Getting a machine enrolled uses a one-time token that expires in 24 hours. It is handed over out of band, it is used once, and it never sits in the process list where anything could read it. The credentials the agent stores are locked to the owner account (mode 0600 on Linux and Mac, a locked-down access rule on Windows). Small things. They add up to “I would be comfortable running this on my own laptop”, which is the bar.

Over the internet, without opening a door

Two connections matter here, and they are worth separating.

The harness updates do not come from my home lab at all. Each client has a private repo on GitHub, and the machine pulls from there over a read-only key. GitHub does the hosting and keeps the full history, so I can always roll back, and my server never hands out code.

The only thing that comes back to my lab is the heartbeat. Which raises the obvious question: how does a laptop in another city reach a server behind my home router, without me opening a port to the whole internet?

I do not open one. The server and each machine join a private network called a tailnet (I use Tailscale). It builds a direct, encrypted WireGuard tunnel between the two and punches through both routers on its own. Nothing is exposed to the open internet, my server is invisible to anything that is not on that tailnet, and the heartbeat travels inside the tunnel already encrypted, with a per-machine token on top.

I deliberately skipped a public proxy or a tunnel service in front of it. That is one more thing to run, one more thing that can go down and take the whole fleet dark with it, and it routes traffic out through someone else’s edge for no reason. For a client that cannot join the tailnet, the server also speaks plain HTTPS with a pinned certificate. Same result either way: encrypted, and trusting only the machines I allow.

A diagram of the safe network path: a client machine in another city and the home-lab HMS server both join a private tailnet, and Tailscale builds a direct encrypted WireGuard tunnel between them. The heartbeat travels inside the tunnel. No port is opened on either router and nothing is exposed to the open internet.

Not overengineered, on purpose

I could have reached for Kubernetes, a message queue, a full monitoring stack, a fancy web app. For watching a handful of machines run a git sync, that is a cannon for a fly.

So the dashboard is server-rendered HTML with zero JavaScript. It loads instantly and there is nothing in the browser to break. The agent is a tiny program that does one job: poll, compare, report. I even kept the heavy async machinery out of it on purpose, so it stays a small, simple binary.
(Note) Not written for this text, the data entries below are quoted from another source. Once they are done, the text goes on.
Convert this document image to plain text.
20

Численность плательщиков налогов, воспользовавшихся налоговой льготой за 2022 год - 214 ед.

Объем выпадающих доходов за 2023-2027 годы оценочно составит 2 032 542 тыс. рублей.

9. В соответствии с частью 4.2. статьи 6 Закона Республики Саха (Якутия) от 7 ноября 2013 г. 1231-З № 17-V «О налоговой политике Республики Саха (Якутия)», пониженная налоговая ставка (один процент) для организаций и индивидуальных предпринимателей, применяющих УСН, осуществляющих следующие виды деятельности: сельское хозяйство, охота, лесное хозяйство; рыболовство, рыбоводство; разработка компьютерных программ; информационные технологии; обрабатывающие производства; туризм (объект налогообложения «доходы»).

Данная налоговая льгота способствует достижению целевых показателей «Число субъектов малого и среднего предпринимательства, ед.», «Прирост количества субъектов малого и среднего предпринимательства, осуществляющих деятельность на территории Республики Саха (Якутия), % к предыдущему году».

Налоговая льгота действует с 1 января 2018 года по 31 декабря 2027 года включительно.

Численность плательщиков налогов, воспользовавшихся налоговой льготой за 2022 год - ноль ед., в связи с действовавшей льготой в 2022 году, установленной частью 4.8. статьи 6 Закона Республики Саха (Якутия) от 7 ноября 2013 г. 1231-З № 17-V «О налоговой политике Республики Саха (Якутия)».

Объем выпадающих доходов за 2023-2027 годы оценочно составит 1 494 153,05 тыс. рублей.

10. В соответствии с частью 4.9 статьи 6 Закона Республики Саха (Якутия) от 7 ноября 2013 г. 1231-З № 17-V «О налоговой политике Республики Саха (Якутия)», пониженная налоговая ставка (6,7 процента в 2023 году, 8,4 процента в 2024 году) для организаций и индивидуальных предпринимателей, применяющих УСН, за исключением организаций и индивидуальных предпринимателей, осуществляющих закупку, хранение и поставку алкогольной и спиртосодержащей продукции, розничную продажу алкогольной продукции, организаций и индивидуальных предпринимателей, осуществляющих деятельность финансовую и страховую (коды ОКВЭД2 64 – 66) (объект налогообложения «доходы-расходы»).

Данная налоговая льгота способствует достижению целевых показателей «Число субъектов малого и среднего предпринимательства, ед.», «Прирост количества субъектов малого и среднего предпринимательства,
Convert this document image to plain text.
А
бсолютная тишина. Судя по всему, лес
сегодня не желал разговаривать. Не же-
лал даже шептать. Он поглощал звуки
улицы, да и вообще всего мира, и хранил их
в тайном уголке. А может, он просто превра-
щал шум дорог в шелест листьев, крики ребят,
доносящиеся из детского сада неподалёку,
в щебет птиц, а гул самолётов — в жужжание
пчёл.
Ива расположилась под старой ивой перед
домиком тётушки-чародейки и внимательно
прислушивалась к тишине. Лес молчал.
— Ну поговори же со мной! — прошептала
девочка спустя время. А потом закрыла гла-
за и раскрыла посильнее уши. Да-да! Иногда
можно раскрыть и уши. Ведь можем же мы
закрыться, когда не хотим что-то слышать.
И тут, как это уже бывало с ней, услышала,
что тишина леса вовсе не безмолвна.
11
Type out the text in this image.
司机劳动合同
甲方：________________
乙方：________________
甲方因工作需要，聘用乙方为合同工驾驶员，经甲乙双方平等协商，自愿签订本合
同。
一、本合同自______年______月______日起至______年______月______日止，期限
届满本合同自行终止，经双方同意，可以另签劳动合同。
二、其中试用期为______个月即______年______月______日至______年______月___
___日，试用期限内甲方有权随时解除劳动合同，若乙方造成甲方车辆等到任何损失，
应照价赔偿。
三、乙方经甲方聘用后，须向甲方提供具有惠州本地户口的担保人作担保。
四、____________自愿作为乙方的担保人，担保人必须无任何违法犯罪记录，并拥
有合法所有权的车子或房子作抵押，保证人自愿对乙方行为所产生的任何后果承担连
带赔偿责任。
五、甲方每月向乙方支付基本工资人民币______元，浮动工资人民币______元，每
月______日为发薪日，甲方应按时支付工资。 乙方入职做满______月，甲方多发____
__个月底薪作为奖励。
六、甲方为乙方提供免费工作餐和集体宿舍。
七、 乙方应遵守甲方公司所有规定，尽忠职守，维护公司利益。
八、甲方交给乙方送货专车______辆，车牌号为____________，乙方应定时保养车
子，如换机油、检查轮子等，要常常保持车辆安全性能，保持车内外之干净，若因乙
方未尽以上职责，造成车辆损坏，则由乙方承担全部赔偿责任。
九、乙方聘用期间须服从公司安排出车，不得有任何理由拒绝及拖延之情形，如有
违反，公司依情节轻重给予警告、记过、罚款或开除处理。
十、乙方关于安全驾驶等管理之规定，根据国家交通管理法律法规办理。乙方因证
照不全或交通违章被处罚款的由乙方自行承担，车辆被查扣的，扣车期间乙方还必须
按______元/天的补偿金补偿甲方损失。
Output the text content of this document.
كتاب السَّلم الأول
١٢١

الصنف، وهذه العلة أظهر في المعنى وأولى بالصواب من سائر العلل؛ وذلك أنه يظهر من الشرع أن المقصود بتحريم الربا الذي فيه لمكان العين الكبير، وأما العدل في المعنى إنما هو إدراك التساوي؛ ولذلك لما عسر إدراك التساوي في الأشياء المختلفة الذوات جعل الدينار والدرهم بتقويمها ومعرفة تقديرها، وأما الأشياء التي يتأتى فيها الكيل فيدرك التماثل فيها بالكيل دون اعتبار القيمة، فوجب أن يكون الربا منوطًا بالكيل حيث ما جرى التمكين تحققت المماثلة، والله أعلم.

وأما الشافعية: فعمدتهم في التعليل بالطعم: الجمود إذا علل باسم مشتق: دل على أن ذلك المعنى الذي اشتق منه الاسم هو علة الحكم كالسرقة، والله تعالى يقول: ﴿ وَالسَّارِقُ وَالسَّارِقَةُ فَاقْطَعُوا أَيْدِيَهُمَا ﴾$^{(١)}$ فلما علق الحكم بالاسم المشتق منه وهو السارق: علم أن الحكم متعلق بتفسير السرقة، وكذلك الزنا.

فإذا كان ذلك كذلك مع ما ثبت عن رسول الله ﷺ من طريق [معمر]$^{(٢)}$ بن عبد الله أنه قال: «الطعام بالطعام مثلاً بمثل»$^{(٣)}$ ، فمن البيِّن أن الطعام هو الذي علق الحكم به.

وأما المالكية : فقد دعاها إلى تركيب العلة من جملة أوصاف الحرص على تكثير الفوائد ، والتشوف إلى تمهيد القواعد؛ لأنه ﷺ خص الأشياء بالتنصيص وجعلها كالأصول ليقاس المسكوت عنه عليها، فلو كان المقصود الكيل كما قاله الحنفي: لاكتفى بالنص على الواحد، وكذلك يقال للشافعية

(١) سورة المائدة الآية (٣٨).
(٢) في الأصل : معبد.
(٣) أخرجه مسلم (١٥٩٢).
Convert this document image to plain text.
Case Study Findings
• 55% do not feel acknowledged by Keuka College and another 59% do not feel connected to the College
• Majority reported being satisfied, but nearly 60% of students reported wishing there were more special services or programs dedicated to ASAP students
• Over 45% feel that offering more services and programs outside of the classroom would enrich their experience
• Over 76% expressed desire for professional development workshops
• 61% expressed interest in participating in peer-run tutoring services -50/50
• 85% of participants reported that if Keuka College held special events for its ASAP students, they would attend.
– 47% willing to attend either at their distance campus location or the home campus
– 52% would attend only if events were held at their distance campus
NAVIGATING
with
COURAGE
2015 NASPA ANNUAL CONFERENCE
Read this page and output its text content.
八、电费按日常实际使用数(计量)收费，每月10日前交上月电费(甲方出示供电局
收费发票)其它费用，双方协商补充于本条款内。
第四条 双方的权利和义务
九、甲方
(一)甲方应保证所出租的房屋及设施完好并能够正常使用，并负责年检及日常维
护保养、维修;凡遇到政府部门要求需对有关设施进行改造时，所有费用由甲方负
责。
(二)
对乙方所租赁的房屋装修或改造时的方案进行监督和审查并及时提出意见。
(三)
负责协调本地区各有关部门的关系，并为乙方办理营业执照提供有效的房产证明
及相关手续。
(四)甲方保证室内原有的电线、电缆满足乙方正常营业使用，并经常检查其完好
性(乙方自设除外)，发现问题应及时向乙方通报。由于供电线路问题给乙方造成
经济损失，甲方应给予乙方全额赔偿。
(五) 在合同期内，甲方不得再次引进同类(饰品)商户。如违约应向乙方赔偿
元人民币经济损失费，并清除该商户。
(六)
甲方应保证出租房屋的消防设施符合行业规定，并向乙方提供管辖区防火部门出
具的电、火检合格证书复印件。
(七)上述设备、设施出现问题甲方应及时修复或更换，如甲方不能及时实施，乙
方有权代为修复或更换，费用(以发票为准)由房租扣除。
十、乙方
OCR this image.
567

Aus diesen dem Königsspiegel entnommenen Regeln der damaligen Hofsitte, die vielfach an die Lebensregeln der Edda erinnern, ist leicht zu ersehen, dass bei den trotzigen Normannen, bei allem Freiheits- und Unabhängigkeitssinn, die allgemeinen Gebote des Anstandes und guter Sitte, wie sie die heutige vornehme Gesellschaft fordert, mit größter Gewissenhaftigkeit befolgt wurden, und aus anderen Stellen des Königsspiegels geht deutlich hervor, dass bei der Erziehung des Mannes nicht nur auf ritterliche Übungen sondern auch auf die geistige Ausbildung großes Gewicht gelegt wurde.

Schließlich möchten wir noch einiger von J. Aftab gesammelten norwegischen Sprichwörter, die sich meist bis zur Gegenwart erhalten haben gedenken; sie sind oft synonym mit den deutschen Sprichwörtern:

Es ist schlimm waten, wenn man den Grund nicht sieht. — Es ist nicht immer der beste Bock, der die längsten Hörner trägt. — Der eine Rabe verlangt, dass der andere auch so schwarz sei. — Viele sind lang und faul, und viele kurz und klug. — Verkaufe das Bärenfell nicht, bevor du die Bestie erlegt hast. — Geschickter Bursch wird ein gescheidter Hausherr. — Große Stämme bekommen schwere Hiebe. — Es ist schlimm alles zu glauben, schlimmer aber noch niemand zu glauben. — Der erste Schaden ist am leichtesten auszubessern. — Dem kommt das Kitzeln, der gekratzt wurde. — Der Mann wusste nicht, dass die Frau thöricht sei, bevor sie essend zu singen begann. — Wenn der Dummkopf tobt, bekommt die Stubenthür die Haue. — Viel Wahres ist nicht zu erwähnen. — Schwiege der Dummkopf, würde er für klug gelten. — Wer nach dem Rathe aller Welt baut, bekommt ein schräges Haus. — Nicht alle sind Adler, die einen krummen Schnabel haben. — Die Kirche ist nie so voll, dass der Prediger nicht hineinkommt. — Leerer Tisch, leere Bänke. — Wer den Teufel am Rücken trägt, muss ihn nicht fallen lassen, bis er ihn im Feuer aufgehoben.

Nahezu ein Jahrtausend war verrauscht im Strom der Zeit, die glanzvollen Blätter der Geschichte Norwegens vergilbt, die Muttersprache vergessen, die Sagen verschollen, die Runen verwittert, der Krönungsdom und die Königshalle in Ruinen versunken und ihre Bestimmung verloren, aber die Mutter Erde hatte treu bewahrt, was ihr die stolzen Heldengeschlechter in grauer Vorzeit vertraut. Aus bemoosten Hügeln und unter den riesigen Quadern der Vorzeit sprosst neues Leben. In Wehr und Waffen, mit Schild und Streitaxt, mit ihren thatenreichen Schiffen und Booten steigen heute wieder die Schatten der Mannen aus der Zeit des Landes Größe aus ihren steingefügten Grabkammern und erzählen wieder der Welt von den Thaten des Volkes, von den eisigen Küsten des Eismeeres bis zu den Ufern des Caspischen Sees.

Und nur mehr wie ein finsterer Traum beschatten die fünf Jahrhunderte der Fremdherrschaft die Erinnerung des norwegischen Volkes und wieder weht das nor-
And I ship the installers unsigned and let clients click through the OS warning, rather than pay for code-signing I do not need at this stage. Simple where I can be. Careful where it counts. That split is the SST3-AI-Harness way of doing things, and this is just the same instinct applied to watching client machines.

Onboarding a new machine ended up as one command that does the lot: make the client repo, mint the keys, push the seed, install the agent, and wait for it to show up green on the dashboard.

The HMS architecture help page showing the five-stage flow, the two deploy-key hops, a four-step onboarding runbook, and a single copy-paste command that automates all of it.

Simple is the point

I have spent twenty years building things, and the lesson keeps repeating: the stuff running quietly in the background should be simple. Nobody needs excitement from the system watching their machines.

So now I glance at one screen and I know. Every client harness, current or not, drifted or clean, alive or dead. That is how I will manage harnesses for clients from here on. Not by hoping. But by looking.